Los senderos físicos e interiores de Lencit, es posible, ciertamente probable, que hayan sido condicionados y que su exegesis sea explicable por el deseo de conocer los posibles tratamientos médico sanitarios derivados del zumo de la cicuta. Dudo que lo sepamos nunca. Lencit no ha querido respondernos a este interrogante. Es algo que se reserva para sí, nos ha dicho. Yo así lo creo; no sé lo que opinarán el resto de mis colegas.

Consantin, el modelo, el halo de inspiración, según hemos querido concluir en nuestras hipótesis de investigación, el eremita, fue una celebridad, una deidad, un mito oriental, aunque solo lo fuera, en realidad, para Lencit.

Veámoslo a través de un día cualquiera. A las siete de la tarde entraba en Lorries, un local bastante grande, creado a principios de siglo, muy naïf, por donde muchos artístas, tanto incipientes como reputados, han pasado a tomar café. Pues bien, decíamos, que Constantin entraba en Lorries, siempre a las siete en punto. Se sentaba en la mesa de la esquina, en “su” mesa. Depositaba el maletín, negro, pequeño, de cuero, con varios compartimentos, que lo acompañó durante tres décadas, en la mesa de madera, con, como pueden ustedes imaginar, una sola silla de madera. Sacaba una larga vela que encendía con un fósforo y llamaba al camarero y pedía un Absenta. Extendía un libro que acercaba a la vela, porque no podía leer con otra luz que no fuera la emitida por las velas Vallinjov, y leía; siete horas. Hasta la hora de cierre.

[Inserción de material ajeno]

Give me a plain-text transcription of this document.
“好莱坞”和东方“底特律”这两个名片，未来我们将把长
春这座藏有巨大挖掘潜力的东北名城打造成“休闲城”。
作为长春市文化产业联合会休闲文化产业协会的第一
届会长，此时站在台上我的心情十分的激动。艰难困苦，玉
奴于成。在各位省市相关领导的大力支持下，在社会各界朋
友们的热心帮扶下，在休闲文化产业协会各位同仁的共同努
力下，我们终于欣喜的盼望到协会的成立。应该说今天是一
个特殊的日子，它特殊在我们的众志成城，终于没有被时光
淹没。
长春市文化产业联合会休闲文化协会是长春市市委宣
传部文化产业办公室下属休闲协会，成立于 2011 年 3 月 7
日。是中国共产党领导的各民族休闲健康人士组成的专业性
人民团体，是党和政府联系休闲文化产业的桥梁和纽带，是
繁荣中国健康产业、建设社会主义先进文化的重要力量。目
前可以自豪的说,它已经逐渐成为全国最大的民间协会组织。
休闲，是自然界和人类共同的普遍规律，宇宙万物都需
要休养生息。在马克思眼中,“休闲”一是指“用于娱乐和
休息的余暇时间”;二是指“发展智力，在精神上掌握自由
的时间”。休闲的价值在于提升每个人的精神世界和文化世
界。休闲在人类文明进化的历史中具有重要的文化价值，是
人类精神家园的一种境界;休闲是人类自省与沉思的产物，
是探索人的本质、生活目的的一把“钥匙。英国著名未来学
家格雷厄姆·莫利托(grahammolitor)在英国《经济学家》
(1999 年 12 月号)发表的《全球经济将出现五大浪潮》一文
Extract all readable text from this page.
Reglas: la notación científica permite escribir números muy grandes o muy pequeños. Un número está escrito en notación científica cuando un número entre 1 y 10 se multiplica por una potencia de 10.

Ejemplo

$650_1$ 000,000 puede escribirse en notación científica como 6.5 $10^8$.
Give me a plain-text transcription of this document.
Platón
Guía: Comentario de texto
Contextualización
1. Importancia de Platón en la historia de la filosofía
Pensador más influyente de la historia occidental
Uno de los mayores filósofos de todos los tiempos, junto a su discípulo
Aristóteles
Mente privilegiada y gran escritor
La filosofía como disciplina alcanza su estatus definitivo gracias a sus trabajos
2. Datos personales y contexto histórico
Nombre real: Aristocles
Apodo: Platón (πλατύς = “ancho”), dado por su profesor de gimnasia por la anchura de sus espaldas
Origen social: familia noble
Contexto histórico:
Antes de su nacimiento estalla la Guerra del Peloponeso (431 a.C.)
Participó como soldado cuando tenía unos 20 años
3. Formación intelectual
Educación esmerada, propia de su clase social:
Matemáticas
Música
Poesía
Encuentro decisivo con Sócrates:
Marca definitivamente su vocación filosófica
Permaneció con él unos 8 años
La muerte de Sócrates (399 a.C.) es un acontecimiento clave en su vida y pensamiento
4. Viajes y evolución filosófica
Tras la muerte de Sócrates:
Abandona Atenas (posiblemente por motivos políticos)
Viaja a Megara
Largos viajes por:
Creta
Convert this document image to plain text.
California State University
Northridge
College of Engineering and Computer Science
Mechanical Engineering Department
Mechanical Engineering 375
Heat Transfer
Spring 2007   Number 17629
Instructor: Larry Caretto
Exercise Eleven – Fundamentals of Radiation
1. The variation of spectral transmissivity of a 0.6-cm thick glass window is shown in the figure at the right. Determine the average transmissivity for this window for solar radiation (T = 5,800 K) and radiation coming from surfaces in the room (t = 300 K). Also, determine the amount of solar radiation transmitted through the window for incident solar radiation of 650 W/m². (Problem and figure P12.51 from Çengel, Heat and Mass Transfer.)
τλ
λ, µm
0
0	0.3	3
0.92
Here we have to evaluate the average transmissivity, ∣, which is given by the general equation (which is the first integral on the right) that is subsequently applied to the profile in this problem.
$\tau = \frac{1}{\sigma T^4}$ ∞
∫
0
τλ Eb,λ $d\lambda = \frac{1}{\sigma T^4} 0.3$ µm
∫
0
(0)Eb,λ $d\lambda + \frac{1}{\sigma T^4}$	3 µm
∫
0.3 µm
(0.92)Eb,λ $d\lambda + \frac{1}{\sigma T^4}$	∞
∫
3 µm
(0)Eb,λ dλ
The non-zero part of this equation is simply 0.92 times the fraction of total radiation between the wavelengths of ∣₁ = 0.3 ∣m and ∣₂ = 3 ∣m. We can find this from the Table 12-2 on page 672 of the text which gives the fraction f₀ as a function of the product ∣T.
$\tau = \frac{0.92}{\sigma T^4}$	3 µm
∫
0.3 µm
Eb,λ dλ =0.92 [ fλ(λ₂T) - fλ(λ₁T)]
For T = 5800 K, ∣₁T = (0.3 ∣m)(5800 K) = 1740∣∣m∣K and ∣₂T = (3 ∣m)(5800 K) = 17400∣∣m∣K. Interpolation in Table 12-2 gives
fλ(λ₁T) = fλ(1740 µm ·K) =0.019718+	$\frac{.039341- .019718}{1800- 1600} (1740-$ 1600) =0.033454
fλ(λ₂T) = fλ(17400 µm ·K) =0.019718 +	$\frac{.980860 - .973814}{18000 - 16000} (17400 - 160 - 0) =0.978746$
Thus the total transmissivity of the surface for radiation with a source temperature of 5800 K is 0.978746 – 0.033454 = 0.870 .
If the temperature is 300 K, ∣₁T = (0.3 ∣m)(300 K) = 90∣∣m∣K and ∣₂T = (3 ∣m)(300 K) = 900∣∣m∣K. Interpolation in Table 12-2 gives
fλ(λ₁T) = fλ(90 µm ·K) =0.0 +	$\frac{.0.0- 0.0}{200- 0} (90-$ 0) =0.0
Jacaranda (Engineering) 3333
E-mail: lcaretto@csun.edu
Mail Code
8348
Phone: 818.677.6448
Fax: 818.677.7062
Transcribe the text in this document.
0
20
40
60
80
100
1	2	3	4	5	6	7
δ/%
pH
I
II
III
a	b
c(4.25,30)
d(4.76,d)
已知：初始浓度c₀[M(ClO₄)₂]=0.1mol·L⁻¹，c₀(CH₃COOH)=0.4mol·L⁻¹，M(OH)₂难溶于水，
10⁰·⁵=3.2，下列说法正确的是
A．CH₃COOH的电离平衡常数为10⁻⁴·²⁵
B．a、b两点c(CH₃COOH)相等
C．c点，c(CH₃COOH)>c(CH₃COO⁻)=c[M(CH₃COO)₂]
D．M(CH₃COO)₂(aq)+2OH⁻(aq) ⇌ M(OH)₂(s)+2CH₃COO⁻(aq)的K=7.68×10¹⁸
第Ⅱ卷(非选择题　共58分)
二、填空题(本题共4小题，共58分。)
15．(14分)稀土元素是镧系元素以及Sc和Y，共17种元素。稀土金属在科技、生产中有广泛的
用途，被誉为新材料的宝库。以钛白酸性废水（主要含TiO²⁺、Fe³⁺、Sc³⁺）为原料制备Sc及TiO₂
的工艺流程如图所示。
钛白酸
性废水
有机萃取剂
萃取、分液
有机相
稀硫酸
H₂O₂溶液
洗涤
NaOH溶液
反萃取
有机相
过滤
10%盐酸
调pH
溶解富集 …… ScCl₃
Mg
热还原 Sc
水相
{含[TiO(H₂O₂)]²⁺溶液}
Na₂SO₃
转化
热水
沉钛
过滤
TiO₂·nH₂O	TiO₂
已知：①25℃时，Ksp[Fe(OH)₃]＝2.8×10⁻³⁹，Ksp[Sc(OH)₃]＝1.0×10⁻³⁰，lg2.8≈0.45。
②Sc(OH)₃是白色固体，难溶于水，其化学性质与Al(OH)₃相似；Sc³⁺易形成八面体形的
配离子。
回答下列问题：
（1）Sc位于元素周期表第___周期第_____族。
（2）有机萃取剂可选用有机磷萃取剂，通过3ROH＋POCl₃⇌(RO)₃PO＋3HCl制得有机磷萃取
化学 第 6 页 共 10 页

Al principio llamaba la atención, ese crápula, trasnochador y múltiplemente soñador. Con el tiempo la gente se acercaba al bar sólo para ver su rala melena, esa barba que nunca debió conocer barbero alguno, y esa pipa de madera echando humo en volutas de diversas formas. El local cada vez congregaba a un mayor número de curiosos. A los cinco meses le ofrecieron a Constantin un salario, temiendo que en cualquier momento decidiese no volver nunca a sentarse en su mesa. Así, pues, se convirtió en la única persona que recordamos se le pagara por leer para sí misma. Muchas personas se le acercaban a preguntarle cosas, a pedirle autógrafos o a curiosear qué estaba leyendo, más nunca dio muestras de ningún tipo de sociabilidad.
No se le conoció mujer o romance alguno. Muchos rumores sobre visitas furtivas al barrio de las putas circulaba por la ciudad. No creo, no creemos, perdón, que fueran ciertas.

Nunca se le vio comer bocado alguno. Tal y como hemos deducido de nuestras investigaciones, tratando de aportar claridad al caso Constantin, tan necesaria para la presente narración, diremos que era practicante del ayuno perpetuo. Un artista del hambre, un K en grande mayúscula.

Pero, tratando de no aburrirles más describiendo la mayor de las influencias en la vida de Lencit, seguiremos con el propio estudioso del mundo vegetal. Lencit, pues, estaba ojeando el periódico apoyado sobre la mesa de madera.